Current AI models are really good at making videos from text descriptions, but they only produce the visual part. This is a problem because sound is a huge part of how we experience videos – it adds emotion, tells us about the environment, and helps us understand what's happening. Without sound, these AI-generated videos feel incomplete and less believable.
What's the solution?
The researchers built LTX-2, which uses two 'streams' of processing, one for video and one for audio. These streams are connected so they can 'talk' to each other, ensuring the sound matches the video. The video stream is larger because creating realistic video is more complex. They also improved how the model understands text prompts in multiple languages and developed a way to better control how well the audio and video align. Essentially, they made a system where the AI thinks about sound and video *together* from the start.
Why it matters?
This work is important because it brings us closer to AI that can create full, immersive audiovisual experiences. LTX-2 performs as well as, or even better than, some closed-source (non-publicly available) models, but it's open-source, meaning anyone can use and build upon it. This could lead to new tools for filmmakers, artists, and anyone who wants to create videos with AI, and it does so more efficiently than many existing methods.
Abstract
Recent text-to-video diffusion models can generate compelling video sequences, yet they remain silent -- missing the semantic, emotional, and atmospheric cues that audio provides.
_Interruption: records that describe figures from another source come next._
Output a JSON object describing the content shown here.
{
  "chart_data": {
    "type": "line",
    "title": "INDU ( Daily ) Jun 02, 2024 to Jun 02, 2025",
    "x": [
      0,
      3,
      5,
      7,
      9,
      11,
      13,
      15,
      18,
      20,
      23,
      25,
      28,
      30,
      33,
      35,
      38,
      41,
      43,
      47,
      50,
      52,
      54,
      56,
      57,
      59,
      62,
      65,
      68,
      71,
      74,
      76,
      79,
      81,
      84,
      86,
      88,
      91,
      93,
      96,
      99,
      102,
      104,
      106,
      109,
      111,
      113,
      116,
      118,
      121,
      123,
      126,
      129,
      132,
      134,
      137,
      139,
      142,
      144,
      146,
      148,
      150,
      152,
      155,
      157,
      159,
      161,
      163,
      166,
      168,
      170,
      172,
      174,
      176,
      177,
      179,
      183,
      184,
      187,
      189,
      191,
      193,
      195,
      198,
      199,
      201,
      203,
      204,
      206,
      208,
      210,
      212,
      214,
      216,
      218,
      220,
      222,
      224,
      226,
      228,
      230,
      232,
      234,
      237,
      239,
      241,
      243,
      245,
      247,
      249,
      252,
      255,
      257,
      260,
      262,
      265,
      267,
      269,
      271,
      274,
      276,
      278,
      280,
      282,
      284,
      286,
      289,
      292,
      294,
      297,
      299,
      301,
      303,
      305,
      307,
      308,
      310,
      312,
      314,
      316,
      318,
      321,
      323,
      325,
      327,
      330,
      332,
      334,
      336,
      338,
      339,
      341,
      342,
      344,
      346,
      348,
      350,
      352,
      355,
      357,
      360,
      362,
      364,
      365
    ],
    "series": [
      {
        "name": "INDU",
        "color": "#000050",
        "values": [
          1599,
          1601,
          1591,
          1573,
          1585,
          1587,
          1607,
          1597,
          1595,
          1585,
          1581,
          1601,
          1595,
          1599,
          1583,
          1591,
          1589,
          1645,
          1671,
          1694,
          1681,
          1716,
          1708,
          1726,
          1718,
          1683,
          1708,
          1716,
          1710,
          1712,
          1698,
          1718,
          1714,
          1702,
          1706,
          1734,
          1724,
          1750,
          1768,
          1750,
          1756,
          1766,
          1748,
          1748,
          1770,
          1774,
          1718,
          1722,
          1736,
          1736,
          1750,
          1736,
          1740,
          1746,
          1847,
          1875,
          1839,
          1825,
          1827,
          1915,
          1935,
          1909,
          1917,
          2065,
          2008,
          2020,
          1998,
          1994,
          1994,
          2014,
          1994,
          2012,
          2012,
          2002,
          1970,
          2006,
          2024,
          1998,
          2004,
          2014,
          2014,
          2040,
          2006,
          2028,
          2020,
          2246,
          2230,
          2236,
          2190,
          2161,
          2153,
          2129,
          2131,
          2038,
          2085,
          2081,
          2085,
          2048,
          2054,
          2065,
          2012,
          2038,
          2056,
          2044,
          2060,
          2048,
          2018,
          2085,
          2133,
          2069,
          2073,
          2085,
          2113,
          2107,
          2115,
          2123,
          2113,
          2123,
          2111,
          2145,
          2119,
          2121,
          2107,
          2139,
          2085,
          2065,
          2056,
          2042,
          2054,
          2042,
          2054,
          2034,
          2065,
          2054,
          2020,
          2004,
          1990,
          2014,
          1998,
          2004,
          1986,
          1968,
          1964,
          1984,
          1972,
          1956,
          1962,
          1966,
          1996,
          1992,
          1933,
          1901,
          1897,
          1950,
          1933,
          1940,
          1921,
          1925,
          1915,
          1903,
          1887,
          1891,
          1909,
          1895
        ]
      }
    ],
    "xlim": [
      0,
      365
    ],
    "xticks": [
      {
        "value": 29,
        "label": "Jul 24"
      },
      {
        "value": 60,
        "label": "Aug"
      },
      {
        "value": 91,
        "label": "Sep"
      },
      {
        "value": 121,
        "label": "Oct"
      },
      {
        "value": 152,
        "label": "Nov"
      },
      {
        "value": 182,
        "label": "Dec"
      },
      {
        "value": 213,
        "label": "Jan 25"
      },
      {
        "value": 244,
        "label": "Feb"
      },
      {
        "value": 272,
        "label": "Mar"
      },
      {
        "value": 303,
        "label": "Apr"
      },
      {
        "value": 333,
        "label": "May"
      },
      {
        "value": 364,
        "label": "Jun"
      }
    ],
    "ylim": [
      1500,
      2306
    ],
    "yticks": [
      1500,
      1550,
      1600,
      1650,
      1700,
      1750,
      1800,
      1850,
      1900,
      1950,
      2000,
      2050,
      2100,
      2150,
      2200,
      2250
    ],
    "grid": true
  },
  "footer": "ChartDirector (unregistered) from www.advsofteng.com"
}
We introduce LTX-2, an open-source foundational model capable of generating high-quality, temporally synchronized audiovisual content in a unified manner. LTX-2 consists of an asymmetric dual-stream transformer with a 14B-parameter video stream and a 5B-parameter audio stream, coupled through bidirectional audio-video cross-attention layers with temporal positional embeddings and cross-modality AdaLN for shared timestep conditioning. This architecture enables efficient training and inference of a unified audiovisual model while allocating more capacity for video generation than audio generation. We employ a multilingual text encoder for broader prompt understanding and introduce a modality-aware classifier-free guidance (modality-CFG) mechanism for improved audiovisual alignment and controllability. Beyond generating speech, LTX-2 produces rich, coherent audio tracks that follow the characters, environment, style, and emotion of each scene -- complete with natural background and foley elements. In our evaluations, the model achieves state-of-the-art audiovisual quality and prompt adherence among open-source systems, while delivering results comparable to proprietary models at a fraction of their computational cost and inference time. All model weights and code are publicly released.